Brian Friel dies aged 86, Oct 2
One of my favourite playwrights, mainly for Translations written in 1975, set in a rural Irish-speaking community in County Donegal in 1833. Owen Hugh Mor returns to his homeland with the English Army as a translator to of place names and interpreter. The significance of re-naming places is that it is colonial cultural vandalism, eradicating heritage and tradition is of particular relevance here in Australia. And then there’s love. After the intermission there’s that lovely scene when the couple leave the dance, falling for each other without a word of common language.
We saw a preview of the film of Dancing at Lughnasa, in Lifford, Donegal on the border with the North, like Translations it is also set in Baile Beag. He identified with his mother’s native village of Glenties to the west of Lifford close to the mountains and remote valleys where the Irish language and traditional music survived, despite emigration and the slow modernisation of Ireland. I was with Bron and her father’s family watching the movie, it was a magic night.

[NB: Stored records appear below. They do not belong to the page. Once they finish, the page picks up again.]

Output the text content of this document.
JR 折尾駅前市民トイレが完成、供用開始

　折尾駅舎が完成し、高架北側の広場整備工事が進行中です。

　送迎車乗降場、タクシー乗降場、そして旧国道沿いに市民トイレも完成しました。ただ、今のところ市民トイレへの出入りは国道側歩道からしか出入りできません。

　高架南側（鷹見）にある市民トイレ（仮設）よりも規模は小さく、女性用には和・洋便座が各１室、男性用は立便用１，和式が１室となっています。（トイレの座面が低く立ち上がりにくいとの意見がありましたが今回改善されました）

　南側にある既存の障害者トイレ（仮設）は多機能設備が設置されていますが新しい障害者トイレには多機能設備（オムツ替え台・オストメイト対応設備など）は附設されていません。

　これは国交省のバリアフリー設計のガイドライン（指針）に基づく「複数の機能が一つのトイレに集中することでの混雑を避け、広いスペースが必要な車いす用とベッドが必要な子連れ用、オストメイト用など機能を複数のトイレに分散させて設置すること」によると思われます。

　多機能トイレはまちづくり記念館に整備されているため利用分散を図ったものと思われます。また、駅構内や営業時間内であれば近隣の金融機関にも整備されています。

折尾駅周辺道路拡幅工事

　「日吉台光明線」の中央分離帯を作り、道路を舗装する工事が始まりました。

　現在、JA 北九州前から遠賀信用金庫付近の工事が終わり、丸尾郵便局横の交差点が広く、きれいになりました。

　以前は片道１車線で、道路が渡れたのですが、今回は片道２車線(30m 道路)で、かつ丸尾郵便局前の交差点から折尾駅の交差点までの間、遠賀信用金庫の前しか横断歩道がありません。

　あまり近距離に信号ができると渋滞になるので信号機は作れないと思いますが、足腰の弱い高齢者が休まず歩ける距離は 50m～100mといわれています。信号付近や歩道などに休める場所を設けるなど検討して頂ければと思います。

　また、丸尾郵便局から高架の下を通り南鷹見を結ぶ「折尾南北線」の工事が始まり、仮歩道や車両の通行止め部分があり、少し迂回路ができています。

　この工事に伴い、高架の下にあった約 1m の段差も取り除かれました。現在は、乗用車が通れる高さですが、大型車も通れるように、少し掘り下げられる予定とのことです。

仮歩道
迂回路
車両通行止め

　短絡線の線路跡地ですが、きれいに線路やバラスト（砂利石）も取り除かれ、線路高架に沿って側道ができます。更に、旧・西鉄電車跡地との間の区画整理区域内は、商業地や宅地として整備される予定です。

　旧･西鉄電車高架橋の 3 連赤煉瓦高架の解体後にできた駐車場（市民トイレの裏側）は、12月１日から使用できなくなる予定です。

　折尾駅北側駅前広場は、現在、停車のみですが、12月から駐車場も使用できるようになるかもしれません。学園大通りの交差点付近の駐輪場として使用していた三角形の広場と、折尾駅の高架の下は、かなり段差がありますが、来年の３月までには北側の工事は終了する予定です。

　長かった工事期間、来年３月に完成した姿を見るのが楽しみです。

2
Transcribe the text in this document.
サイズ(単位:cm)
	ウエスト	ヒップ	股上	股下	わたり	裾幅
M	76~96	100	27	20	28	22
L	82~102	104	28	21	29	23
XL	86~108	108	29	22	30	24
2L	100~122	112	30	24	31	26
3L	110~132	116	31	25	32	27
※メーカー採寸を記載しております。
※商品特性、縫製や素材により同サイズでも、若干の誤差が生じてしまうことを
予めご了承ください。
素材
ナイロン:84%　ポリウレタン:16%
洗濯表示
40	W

Dancing at Lughnasa depicts one of my interests – Nietzsche’s contrast in The Birth of Tragedy between the Apollonian and Dionysian. He claimed these were the two central principles in Greek culture. The former is structured, orderly and individual; the latter about ecstasy, losing control through drugs, madness or sexual excess that rubs off one’s individual character. The tension between the two is the drama.